Victor Anderson, 1922-2012

十一月 22, 2012

A research oceanographer who made a major contribution to the development of sonar has died.

Victor Anderson was born on 31 March 1922 to missionary parents in Shanghai, where his father was principal of the Shanghai-American School. The family did not return to the US until he was nine. He would later describe the strange feeling of freedom he gained by moving from a life within a "protected compound" to a place where "we could go down the street to a friend's house and nobody worried".

A physics major, Professor Anderson completed his first degree in 1943 at the University of Redlands in California, where his father was principal. He then began what became a virtually career-long connection with the University of California when he joined UC Berkeley as a graduate student before shifting into war work as part of the Manhattan Project in Los Alamos (1943-47).

Re-embracing a more standard academic track, Professor Anderson became a graduate student in physics at UC Los Angeles and then, a year later, shifted to the Scripps Institution of Oceanography at UC San Diego.

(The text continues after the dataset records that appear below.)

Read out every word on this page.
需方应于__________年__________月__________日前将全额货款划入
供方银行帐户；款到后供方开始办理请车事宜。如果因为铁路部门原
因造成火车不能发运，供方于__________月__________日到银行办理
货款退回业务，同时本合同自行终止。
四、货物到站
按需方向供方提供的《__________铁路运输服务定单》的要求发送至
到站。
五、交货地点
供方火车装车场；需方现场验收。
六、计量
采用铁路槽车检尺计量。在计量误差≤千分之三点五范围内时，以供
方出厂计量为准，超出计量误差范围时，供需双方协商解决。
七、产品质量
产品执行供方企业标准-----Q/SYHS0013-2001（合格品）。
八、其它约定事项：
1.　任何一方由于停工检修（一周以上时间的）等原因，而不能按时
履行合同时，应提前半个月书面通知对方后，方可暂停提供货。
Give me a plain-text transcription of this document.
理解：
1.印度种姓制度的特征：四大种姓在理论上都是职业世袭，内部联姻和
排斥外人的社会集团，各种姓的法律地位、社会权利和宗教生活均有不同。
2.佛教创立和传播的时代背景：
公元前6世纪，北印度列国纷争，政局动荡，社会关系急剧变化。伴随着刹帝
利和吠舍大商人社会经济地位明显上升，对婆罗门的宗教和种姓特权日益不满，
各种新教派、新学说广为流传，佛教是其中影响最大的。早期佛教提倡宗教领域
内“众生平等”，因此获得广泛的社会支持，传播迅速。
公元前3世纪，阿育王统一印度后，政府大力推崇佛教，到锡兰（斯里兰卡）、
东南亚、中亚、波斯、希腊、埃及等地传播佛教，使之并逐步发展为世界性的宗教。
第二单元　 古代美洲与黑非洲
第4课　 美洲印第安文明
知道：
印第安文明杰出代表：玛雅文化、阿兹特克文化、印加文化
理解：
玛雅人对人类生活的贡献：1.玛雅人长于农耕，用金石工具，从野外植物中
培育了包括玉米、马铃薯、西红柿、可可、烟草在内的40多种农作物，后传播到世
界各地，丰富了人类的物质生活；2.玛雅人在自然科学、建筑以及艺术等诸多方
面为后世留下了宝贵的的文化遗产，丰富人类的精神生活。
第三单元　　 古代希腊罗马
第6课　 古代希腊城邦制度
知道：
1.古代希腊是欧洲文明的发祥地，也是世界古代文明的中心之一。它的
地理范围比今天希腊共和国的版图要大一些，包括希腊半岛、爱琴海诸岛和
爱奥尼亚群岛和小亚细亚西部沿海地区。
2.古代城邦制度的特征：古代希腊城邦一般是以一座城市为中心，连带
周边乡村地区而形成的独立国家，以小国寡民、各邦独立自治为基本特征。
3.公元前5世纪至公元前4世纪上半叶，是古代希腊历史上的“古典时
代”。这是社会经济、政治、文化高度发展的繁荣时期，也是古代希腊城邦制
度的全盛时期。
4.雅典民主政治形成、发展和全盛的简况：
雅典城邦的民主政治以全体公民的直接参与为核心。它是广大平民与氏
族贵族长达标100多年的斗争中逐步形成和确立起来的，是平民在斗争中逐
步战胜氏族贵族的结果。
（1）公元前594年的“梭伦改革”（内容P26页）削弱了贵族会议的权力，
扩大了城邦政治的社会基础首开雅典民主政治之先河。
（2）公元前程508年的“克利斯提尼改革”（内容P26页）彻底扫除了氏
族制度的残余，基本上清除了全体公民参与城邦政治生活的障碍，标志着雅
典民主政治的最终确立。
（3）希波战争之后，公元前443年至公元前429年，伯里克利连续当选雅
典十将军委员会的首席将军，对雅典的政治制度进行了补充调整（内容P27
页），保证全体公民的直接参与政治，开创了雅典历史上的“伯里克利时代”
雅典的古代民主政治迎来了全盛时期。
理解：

Despite a brief interlude as a postdoctoral fellow at Harvard University's Acoustics Research Laboratory, he was to remain at Scripps until he retired in 1989, having gained a master's in 1950 and a PhD in 1953.

He served as acting director of the institution's Marine Physical Laboratory (MPL) on several occasions and deputy director for the whole period from 1976 to 1989.

Although he combined the role with a chair in applied physics and mathematics at UC San Diego (1968-90), it was Professor Anderson's research work at MPL that represents his greatest claim to fame.

The digital multibeam steering system he designed, for example, provided a means of "listening" in many different directions at once, and it was incorporated into the standard sonar systems used by ships.

A committed Christian, Professor Anderson was a leading figure in his local Presbyterian church for decades.

After he retired, he and his late wife Anne set up a stable where disabled children got a chance to interact with horses as a form of therapy.

In 1982, they also provided funding for the Victor Alderson chair at Scripps, named after Anne's scientist grandfather, whose current holder, Veerabhadran Ramanathan, is carrying out research on the contribution to climate change of "forcers" such as soot, methane and commonly used refrigerants.

Professor Anderson died in his sleep on 3 November and is survived by three children, nine grandchildren and one great-grandchild.